In einer aktuellen Entscheidung des Bayerischen Verwaltungsgerichtshofs (Beschluss v. 15.2.2019 – 9 CS 18.2638) war die Pumpe in einem am Hauptgebäude angebauten Technikraum untergebracht. Der VGH stellt nun klar, dass eine Luft-Wärmepumpe keine Feuerstätte im Sinne des Art. 2 Abs. 9 BayBO darstellt. Demnach war die Ausnahme von Feuerstätten in der Privilegierung des Art. 6 Abs. 9 Satz 1 Nr. 1 BayBO nicht einschlägig. Zudem war aufgrund der Unterbringung in einem Gebäude allein auf dieses, nicht aber auf die technische Anlage selbst abzustellen, sodass auch keine gebäudegleiche Wirkung in Betracht zu ziehen war.

Im Fall einer eingehausten Luft-Wärmepumpe entschied das VG München (Urteil v. 6.12.2016 – M 1 K 16.3351), dass diese nach Art. 6 Abs. 9 Satz 1 Nr. 1 BayBO privilegiert sei und deshalb ohne eigene Abstandsfläche zulässig sei und an die Grundstücksgrenze gebaut werden dürfe (allerdings in einem obiter dictum).

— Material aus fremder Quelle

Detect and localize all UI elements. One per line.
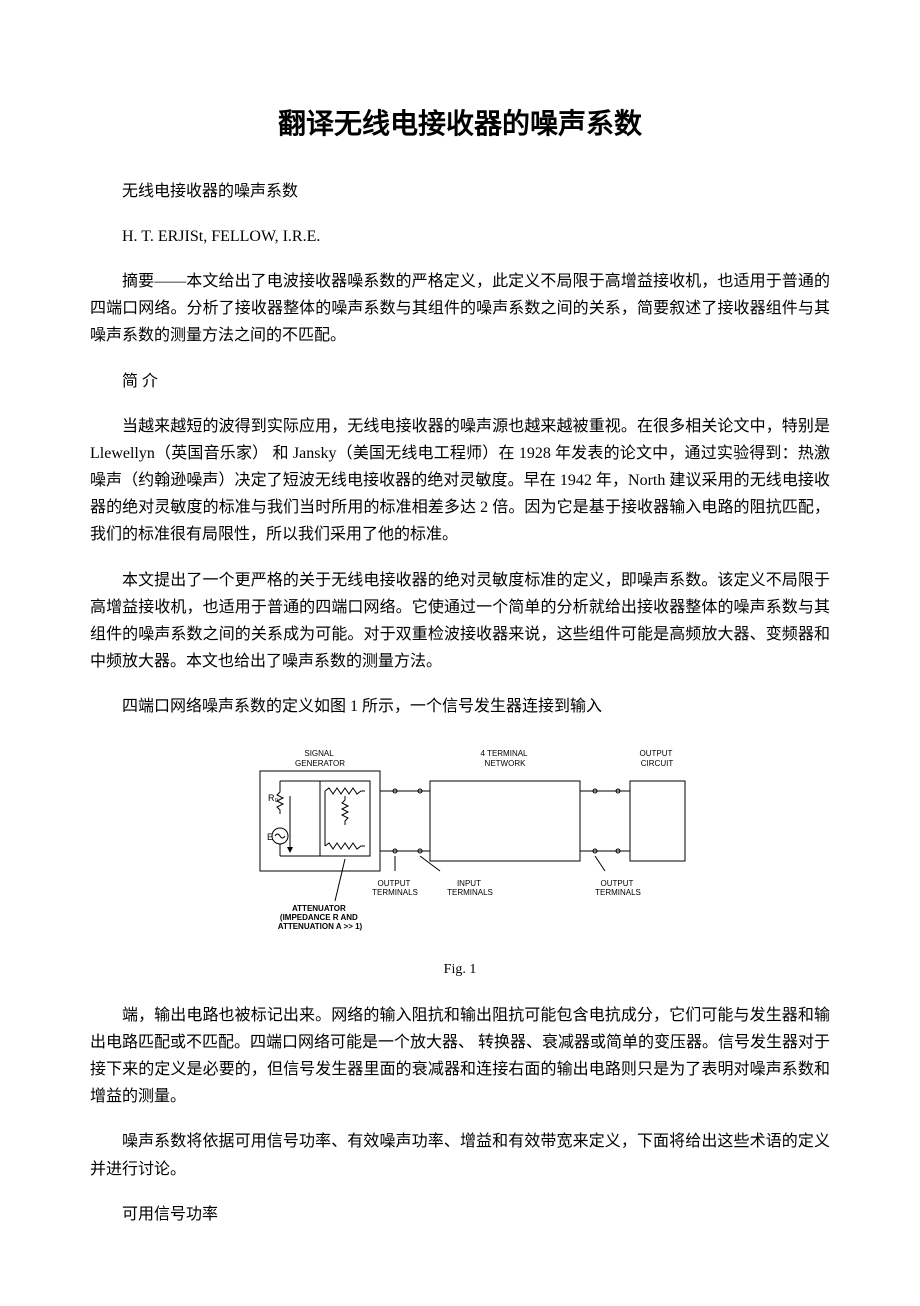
network-label: 4 TERMINAL NETWORK — [481, 749, 530, 768]
output-terminals-label-2: OUTPUT TERMINALS — [595, 879, 641, 897]
body-para-1: 当越来越短的波得到实际应用，无线电接收器的噪声源也越来越被重视。在很多相关论文中… — [90, 413, 830, 549]
body-para-6: 可用信号功率 — [90, 1201, 830, 1228]
output-terminals-label-1: OUTPUT TERMINALS — [372, 879, 418, 897]
output-circuit-label: OUTPUT CIRCUIT — [640, 749, 675, 768]
signal-generator-label: SIGNAL GENERATOR — [295, 749, 345, 768]
body-para-4: 端，输出电路也被标记出来。网络的输入阻抗和输出阻抗可能包含电抗成分，它们可能与发… — [90, 1002, 830, 1111]
document-title: 翻译无线电接收器的噪声系数 — [90, 100, 830, 148]
subtitle-line: 无线电接收器的噪声系数 — [90, 178, 830, 205]
input-terminals-label: INPUT TERMINALS — [447, 879, 493, 897]
attenuator-label: ATTENUATOR (IMPEDANCE R AND ATTENUATION … — [278, 904, 363, 931]
figure-1-caption: Fig. 1 — [90, 958, 830, 982]
author-line: H. T. ERJISt, FELLOW, I.R.E. — [90, 223, 830, 250]
ro-label: R₀ — [268, 793, 278, 803]
figure-1-container: SIGNAL GENERATOR R₀ E 4 TERMINAL NETW — [90, 741, 830, 982]
e-label: E — [267, 832, 273, 842]
intro-heading: 简 介 — [90, 368, 830, 395]
body-para-2: 本文提出了一个更严格的关于无线电接收器的绝对灵敏度标准的定义，即噪声系数。该定义… — [90, 567, 830, 676]
abstract-para: 摘要——本文给出了电波接收器噪系数的严格定义，此定义不局限于高增益接收机，也适用… — [90, 268, 830, 350]
body-para-3: 四端口网络噪声系数的定义如图 1 所示，一个信号发生器连接到输入 — [90, 693, 830, 720]
body-para-5: 噪声系数将依据可用信号功率、有效噪声功率、增益和有效带宽来定义，下面将给出这些术… — [90, 1128, 830, 1182]
figure-1-diagram: SIGNAL GENERATOR R₀ E 4 TERMINAL NETW — [220, 741, 700, 941]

Den Fall einer freistehenden Pumpe hatte das VG Würzburg zu entscheiden (Urteil v. 24.10.2017 – W 4 K 16.474), konnte aber die Fragen, ob dieser Pumpe eine gebäudegleiche Wirkung zukomme und ob diese die Ausnahme des Art. 6 Abs. 9 BayBO in Anspruch nehmen könne, aber offenlassen.

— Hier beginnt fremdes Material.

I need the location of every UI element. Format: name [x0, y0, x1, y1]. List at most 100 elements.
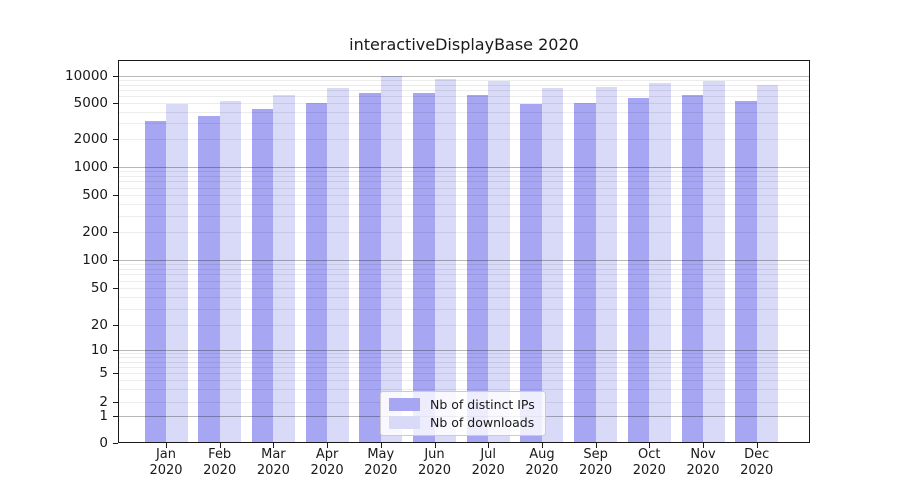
- x-tick-month: Dec: [744, 447, 770, 462]
- x-tick-dec: [756, 443, 758, 448]
- bar-downloads-jun: [434, 79, 456, 442]
- gridline-major-10: [119, 350, 809, 351]
- y-tick-50: [113, 288, 118, 289]
- y-tick-label-2: 2: [99, 394, 108, 410]
- x-tick-year: 2020: [203, 462, 237, 478]
- legend-swatch-distinct-ips: [389, 398, 420, 412]
- gridline-minor-200: [119, 232, 809, 233]
- x-tick-label-mar: Mar 2020: [241, 447, 305, 478]
- x-tick-year: 2020: [149, 462, 183, 478]
- gridline-minor-800: [119, 176, 809, 177]
- y-tick-label-2000: 2000: [73, 131, 108, 147]
- y-tick-label-10: 10: [90, 342, 108, 358]
- bar-distinct-ips-dec: [735, 100, 757, 442]
- gridline-minor-5: [119, 373, 809, 374]
- gridline-minor-9: [119, 353, 809, 355]
- gridline-minor-500: [119, 195, 809, 196]
- x-tick-year: 2020: [471, 462, 505, 478]
- y-tick-label-200: 200: [82, 224, 108, 240]
- legend-item-distinct-ips: Nb of distinct IPs: [389, 396, 539, 413]
- gridline-major-1000: [119, 167, 809, 168]
- x-tick-jul: [488, 443, 490, 448]
- gridline-minor-6000: [119, 95, 809, 97]
- bar-distinct-ips-nov: [681, 95, 703, 442]
- y-tick-label-20: 20: [90, 317, 108, 333]
- gridline-major-10000: [119, 76, 809, 77]
- x-tick-feb: [219, 443, 221, 448]
- gridline-minor-5000: [119, 103, 809, 104]
- x-tick-year: 2020: [579, 462, 613, 478]
- y-tick-label-50: 50: [90, 280, 108, 296]
- x-tick-month: Aug: [529, 447, 555, 462]
- legend: Nb of distinct IPs Nb of downloads: [380, 391, 546, 436]
- y-tick-100: [113, 260, 118, 261]
- x-tick-month: Apr: [315, 447, 339, 462]
- y-tick-20: [113, 325, 118, 326]
- x-tick-month: Feb: [208, 447, 232, 462]
- y-tick-2: [113, 402, 118, 403]
- gridline-minor-900: [119, 171, 809, 173]
- gridline-major-100: [119, 260, 809, 261]
- x-tick-mar: [273, 443, 275, 448]
- gridline-minor-8000: [119, 84, 809, 86]
- bar-distinct-ips-jul: [466, 95, 489, 442]
- gridline-minor-8: [119, 357, 809, 359]
- gridline-minor-700: [119, 181, 809, 183]
- gridline-minor-60: [119, 280, 809, 282]
- x-tick-month: Mar: [261, 447, 286, 462]
- x-tick-oct: [649, 443, 651, 448]
- x-tick-nov: [703, 443, 704, 448]
- gridline-minor-3000: [119, 123, 809, 125]
- x-tick-aug: [541, 443, 543, 448]
- gridline-minor-600: [119, 187, 809, 189]
- bar-distinct-ips-oct: [627, 97, 650, 442]
- bar-downloads-nov: [703, 81, 725, 442]
- x-tick-label-jun: Jun 2020: [403, 447, 467, 478]
- x-tick-label-jan: Jan 2020: [134, 447, 198, 478]
- y-tick-5000: [113, 103, 118, 104]
- gridline-minor-400: [119, 204, 809, 205]
- x-tick-label-aug: Aug 2020: [510, 447, 574, 478]
- x-tick-year: 2020: [632, 462, 666, 478]
- gridline-minor-4: [119, 380, 809, 382]
- gridline-minor-9000: [119, 80, 809, 82]
- gridline-minor-6: [119, 366, 809, 368]
- x-tick-label-jul: Jul 2020: [456, 447, 520, 478]
- y-tick-1000: [113, 167, 118, 168]
- y-tick-label-10000: 10000: [65, 68, 108, 84]
- x-tick-month: Sep: [583, 447, 608, 462]
- y-tick-label-100: 100: [82, 252, 108, 268]
- bar-distinct-ips-jan: [144, 120, 166, 442]
- x-tick-month: Jul: [480, 447, 497, 462]
- y-tick-label-5: 5: [99, 365, 108, 381]
- gridline-minor-40: [119, 297, 809, 298]
- gridline-minor-80: [119, 269, 809, 270]
- bar-distinct-ips-sep: [574, 103, 596, 442]
- gridline-minor-4000: [119, 111, 809, 113]
- bar-downloads-feb: [219, 100, 242, 442]
- y-tick-500: [113, 195, 118, 196]
- bar-distinct-ips-aug: [520, 103, 542, 442]
- bar-downloads-mar: [273, 94, 295, 442]
- bar-downloads-aug: [541, 88, 564, 442]
- y-tick-label-0: 0: [99, 435, 108, 451]
- y-tick-0: [113, 443, 118, 444]
- x-tick-month: May: [367, 447, 395, 462]
- chart-title: interactiveDisplayBase 2020: [349, 35, 579, 54]
- gridline-minor-20: [119, 325, 809, 326]
- y-tick-1: [113, 415, 118, 417]
- gridline-minor-3: [119, 389, 809, 391]
- bar-downloads-oct: [649, 82, 671, 442]
- x-tick-year: 2020: [686, 462, 720, 478]
- bar-distinct-ips-jun: [413, 92, 435, 442]
- x-tick-jan: [166, 443, 167, 448]
- legend-label-distinct-ips: Nb of distinct IPs: [430, 397, 535, 413]
- bar-distinct-ips-feb: [198, 115, 220, 442]
- x-tick-year: 2020: [525, 462, 559, 478]
- gridline-minor-300: [119, 215, 809, 217]
- y-tick-10000: [113, 76, 118, 77]
- y-tick-10: [113, 350, 118, 351]
- x-tick-may: [380, 443, 382, 448]
- legend-label-downloads: Nb of downloads: [430, 414, 535, 430]
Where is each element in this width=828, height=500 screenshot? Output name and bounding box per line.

Umstritten ist dieses Problem auch unter den höchsten bayerischen Zivilgerichten: Der quasinegatorische Beseitigungsanspruch aus §§ 1004 Abs. 1 Satz 1, 823 Abs. 2 BGB kann in Verbindung mit Art. 6 BayBO dazu führen, dass ein nachbarlicher Anspruch auf Beseitigung der Pumpe besteht. Während das OLG Nürnberg (Urteil v. 30.1.2017 – 14 U 2612/15) bei einer freistehenden Luft-Wärmepumpe eine gebäudegleiche Wirkung im Sinne des Art. 6 Abs. 1 Satz 2 BayBO annahm und zugleich die Privilegierung nach Art. 6 Abs. 9 Satz 1 BayBO ablehnte, da hier nur „Gebäude“ privilegiert würden, widerspricht das OLG München (Urteil v. 11.4.2018 – 3 U 3538/17) dem Kern dieser Begründung: Eine eingehauste Pumpe dürfe innerhalb von grundsätzlich freizuhaltenden Abstandsflächen errichtet werden. Denn entweder bestehe bereits keine gebäudegleiche Wirkung oder man wende die Privilegierung des Art. 6 Abs. 9 BayBO auch auf Vorhaben mit gebäudegleicher Wirkung an.